There were times when it appeared he had settled into being a character actor, sometimes in small but showy roles (as in the movie Harry and Tonto), sometimes in just plain small ones. He is, for example, briefly seen in the first of Christopher Reeve’s Superman movies but says in his book that he needed the work because “I was broke again.” But he might have made a career out of playing various kinds of weasels if Dallas had not happened.
And it almost did not. In his book, Hello Darlin’, Hagman says he was wary of this thing called Dallas. For one thing, the money wasn’t good (which he would remedy once the show was a hit). And even though he was an established TV name, his role was not the main one. He was leaning more toward a show called The Waverly Wonders — a sitcom.
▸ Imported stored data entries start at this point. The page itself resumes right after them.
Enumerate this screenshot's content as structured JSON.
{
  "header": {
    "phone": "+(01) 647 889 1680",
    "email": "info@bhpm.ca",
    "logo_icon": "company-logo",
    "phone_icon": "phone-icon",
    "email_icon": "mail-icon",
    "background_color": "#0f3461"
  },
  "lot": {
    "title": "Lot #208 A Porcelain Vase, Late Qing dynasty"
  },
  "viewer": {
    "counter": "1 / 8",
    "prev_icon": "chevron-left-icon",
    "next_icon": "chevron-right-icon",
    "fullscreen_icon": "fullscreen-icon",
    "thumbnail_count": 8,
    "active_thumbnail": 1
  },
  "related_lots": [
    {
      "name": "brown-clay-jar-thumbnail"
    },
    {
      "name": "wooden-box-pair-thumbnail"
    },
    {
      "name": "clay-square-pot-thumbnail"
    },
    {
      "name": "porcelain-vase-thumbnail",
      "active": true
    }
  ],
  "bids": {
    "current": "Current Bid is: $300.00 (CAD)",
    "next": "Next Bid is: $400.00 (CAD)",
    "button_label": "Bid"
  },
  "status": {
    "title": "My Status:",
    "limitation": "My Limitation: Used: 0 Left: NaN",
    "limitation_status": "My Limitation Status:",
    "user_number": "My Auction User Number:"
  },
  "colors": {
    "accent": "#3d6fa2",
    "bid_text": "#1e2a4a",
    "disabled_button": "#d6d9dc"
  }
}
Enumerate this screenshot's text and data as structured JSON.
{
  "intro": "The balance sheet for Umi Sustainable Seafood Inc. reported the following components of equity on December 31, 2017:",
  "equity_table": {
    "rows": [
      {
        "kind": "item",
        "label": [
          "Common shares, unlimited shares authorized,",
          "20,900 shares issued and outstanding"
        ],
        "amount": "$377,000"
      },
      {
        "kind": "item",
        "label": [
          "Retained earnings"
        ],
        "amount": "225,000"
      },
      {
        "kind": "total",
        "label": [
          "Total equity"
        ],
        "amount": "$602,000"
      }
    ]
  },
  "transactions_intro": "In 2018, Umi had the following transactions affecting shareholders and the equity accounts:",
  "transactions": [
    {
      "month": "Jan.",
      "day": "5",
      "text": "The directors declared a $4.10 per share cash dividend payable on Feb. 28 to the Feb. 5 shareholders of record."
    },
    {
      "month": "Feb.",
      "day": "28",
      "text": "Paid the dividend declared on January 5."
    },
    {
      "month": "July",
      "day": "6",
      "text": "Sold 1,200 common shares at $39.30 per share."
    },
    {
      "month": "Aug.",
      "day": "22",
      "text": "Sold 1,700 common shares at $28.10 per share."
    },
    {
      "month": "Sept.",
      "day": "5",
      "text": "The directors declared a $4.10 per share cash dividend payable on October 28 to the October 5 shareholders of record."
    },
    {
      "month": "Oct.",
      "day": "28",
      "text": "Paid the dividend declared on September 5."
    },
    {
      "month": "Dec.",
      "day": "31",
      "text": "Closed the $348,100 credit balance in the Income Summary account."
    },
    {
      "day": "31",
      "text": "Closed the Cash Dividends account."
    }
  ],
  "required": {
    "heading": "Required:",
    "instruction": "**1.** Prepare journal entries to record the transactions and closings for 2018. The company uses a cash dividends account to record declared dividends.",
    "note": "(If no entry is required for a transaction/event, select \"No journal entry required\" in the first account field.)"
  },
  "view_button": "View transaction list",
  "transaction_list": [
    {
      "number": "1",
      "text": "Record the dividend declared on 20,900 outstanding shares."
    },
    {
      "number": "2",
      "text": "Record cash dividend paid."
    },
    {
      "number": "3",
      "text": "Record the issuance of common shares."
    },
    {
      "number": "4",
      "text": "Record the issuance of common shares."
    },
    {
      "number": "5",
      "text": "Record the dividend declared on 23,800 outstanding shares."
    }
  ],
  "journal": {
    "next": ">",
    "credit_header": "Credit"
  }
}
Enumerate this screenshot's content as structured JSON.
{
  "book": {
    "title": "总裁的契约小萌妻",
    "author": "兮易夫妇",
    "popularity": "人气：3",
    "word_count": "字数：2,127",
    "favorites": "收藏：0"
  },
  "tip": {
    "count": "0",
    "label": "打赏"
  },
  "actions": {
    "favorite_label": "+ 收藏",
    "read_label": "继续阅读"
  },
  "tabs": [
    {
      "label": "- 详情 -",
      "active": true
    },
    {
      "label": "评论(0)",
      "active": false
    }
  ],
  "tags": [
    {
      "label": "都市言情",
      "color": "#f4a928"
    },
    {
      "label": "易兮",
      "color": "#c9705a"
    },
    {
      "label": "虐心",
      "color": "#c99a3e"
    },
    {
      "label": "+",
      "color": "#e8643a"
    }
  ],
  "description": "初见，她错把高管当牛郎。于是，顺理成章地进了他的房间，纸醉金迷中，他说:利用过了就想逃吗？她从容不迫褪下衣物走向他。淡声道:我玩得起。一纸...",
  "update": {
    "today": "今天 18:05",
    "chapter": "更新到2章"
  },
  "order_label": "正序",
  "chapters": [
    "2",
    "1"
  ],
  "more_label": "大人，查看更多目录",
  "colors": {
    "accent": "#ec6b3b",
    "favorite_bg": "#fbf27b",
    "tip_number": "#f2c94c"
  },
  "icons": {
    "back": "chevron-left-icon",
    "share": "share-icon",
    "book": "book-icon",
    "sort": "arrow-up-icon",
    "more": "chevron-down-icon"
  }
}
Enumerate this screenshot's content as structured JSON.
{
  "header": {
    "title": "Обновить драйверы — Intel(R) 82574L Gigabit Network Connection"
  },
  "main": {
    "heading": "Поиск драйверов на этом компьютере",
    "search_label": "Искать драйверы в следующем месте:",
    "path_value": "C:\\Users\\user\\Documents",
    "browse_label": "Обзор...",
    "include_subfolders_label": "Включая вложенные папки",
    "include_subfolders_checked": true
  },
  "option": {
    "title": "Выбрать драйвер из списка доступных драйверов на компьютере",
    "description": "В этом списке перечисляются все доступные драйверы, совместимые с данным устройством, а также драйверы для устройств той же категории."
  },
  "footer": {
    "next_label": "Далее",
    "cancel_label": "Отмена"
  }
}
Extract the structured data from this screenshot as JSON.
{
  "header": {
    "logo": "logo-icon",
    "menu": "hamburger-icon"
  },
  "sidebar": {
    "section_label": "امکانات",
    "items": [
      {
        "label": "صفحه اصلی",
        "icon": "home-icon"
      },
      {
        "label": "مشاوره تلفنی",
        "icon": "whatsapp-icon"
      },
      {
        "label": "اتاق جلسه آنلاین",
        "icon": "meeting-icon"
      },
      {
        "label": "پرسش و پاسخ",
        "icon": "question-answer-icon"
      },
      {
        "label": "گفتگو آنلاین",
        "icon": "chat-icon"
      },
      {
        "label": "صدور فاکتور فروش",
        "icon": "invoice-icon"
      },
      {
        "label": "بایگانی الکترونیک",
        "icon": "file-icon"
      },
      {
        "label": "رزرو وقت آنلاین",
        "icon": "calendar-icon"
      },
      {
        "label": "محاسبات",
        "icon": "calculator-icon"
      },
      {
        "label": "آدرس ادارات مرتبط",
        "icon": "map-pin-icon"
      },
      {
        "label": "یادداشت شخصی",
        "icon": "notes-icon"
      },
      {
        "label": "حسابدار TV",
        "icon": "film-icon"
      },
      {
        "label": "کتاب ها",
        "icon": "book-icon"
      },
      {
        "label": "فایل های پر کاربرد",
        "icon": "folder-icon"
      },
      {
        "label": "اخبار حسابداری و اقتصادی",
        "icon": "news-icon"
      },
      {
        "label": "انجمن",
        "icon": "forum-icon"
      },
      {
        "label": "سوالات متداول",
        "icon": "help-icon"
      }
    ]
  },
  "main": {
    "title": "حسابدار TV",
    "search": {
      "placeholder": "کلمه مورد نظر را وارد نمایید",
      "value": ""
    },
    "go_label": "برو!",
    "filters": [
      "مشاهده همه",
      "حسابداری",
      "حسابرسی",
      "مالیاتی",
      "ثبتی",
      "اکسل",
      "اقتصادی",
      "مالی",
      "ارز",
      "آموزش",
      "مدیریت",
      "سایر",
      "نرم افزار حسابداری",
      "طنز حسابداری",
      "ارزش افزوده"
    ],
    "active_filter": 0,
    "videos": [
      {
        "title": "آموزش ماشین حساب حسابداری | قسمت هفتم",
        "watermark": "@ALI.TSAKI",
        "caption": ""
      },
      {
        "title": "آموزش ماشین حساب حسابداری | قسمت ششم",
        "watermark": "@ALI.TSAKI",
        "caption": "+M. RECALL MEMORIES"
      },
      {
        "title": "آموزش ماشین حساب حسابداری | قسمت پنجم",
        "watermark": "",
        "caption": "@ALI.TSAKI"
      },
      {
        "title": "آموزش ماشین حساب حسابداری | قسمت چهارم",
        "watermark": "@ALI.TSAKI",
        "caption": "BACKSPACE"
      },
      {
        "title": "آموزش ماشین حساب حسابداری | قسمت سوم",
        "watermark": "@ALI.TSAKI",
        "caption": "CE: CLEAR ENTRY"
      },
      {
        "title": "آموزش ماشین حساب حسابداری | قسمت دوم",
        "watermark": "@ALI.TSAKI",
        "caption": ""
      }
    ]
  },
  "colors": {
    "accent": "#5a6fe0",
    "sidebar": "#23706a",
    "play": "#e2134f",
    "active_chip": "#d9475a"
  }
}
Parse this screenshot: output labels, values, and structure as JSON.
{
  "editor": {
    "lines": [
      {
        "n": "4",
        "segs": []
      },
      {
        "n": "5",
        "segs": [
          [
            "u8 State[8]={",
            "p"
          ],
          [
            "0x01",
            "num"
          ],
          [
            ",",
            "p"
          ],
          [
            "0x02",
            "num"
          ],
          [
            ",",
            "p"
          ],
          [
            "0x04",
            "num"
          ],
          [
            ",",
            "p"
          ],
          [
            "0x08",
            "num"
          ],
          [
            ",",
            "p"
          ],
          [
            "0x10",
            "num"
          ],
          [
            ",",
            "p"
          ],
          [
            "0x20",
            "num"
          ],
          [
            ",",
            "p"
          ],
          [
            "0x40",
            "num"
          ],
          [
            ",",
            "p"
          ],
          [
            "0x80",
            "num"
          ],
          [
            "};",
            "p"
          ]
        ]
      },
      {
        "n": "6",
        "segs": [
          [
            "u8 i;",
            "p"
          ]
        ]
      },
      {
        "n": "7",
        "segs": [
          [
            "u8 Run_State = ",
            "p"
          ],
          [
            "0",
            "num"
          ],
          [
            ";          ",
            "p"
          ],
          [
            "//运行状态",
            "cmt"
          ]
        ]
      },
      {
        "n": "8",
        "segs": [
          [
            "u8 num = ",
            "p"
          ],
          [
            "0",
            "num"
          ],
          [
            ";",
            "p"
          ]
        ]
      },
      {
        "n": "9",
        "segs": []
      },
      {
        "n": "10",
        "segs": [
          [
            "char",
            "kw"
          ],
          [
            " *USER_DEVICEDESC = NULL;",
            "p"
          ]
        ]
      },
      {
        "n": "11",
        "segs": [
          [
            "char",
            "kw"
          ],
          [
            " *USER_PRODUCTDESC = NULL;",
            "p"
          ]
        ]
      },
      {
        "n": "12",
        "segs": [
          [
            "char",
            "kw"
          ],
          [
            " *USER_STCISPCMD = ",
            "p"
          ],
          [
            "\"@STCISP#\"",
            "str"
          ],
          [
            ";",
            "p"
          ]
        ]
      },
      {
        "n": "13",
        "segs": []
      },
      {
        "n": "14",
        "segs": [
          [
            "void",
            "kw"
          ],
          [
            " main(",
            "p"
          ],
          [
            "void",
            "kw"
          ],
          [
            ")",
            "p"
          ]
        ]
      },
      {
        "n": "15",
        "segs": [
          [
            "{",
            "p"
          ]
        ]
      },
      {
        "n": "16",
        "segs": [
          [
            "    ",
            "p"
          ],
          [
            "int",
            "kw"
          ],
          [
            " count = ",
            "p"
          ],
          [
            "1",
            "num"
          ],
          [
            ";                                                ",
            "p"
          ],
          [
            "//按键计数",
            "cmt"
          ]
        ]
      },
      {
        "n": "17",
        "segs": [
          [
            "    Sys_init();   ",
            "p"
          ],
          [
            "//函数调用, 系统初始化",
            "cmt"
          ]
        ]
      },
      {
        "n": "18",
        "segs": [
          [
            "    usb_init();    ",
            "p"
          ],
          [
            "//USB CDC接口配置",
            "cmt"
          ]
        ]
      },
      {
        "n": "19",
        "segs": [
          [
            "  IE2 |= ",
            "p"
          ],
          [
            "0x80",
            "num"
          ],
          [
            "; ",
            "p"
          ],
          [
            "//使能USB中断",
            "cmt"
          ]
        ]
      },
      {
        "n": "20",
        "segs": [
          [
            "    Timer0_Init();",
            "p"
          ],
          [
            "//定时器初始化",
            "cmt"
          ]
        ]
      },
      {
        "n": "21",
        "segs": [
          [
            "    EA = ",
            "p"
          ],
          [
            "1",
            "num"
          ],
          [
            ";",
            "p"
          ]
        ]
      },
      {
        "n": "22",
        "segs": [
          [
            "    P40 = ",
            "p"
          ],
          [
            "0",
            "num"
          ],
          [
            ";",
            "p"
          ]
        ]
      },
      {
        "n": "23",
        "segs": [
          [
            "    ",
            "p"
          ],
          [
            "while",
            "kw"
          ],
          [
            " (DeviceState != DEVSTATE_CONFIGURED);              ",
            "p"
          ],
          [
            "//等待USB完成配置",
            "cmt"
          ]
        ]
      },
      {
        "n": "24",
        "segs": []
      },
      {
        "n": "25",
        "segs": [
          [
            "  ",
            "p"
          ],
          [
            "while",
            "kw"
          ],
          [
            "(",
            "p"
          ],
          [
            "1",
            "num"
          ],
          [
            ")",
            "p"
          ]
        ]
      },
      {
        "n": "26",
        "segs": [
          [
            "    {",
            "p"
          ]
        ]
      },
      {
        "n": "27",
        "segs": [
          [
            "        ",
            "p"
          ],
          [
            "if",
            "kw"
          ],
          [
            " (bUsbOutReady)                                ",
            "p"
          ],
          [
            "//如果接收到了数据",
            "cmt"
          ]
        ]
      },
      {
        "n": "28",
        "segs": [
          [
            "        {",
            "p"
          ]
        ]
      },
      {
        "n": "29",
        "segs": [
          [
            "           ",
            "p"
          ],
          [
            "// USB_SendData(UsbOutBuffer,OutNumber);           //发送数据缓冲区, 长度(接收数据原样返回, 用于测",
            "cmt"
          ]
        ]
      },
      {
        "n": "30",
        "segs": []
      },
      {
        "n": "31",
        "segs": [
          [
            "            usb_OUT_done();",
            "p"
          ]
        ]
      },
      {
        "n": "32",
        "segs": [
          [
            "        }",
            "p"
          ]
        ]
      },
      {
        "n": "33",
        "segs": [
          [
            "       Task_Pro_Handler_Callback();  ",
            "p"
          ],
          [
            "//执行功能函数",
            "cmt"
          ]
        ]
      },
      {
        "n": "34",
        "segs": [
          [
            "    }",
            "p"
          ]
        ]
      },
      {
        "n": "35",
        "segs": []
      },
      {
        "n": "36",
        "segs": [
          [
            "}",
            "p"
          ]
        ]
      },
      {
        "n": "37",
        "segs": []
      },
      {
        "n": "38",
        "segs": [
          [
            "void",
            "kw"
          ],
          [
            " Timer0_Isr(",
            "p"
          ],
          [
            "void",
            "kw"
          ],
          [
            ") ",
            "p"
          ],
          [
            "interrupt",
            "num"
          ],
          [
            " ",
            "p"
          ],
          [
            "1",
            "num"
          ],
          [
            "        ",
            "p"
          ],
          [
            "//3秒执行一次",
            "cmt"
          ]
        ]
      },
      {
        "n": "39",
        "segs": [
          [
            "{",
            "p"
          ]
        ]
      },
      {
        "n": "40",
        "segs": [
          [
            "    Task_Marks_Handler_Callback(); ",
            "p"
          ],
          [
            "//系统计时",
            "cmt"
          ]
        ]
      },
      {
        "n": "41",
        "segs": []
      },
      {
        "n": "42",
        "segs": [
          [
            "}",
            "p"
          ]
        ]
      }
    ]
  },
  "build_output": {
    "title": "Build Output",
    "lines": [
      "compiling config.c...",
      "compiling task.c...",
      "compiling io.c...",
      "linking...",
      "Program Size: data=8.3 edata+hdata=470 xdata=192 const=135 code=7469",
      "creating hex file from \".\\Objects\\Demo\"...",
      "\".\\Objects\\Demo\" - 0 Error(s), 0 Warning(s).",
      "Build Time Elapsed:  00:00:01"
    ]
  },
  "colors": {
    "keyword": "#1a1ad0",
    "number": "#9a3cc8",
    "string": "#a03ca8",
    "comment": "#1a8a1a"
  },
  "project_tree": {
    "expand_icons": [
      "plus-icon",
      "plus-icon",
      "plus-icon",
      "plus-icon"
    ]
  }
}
But his wife, Maj, read the script, and saw it could be Hagman’s once-and-for-all breakthrough. Of course, it was, because J.R. let him play not only comedy, but also dramatic moments, triumphant villainy, clear-eyed scheming — and as a ladies’ man. All the notes he had been hitting in roles seen and unseen were now available in one place, and after some early ratings struggles, that place became the most-watched spot on television. (The Waverly Wonders went on with Joe Namath as the lead, and lasted about a month. The original Dallas ran 13 years.)
Yes, there were other characters on the show. And behind the scenes was producer Leonard Katzman — who saw Hagman’s potential and began making J.R. more important in the show, and who introduced the season-ending cliffhangers that kept people talking about Dallas during long summer hiatuses. But on camera, making it all work, was Hagman. After Dallas, as he went on to other roles (and periodic returns to J.R. in reunion movies and the TNT series), there was no doubt about what he could do.
So it was that he never had to sum up his own life. But we can do it for him: Larry Hagman, solid actor, engaging presence, great talker — and TV immortal.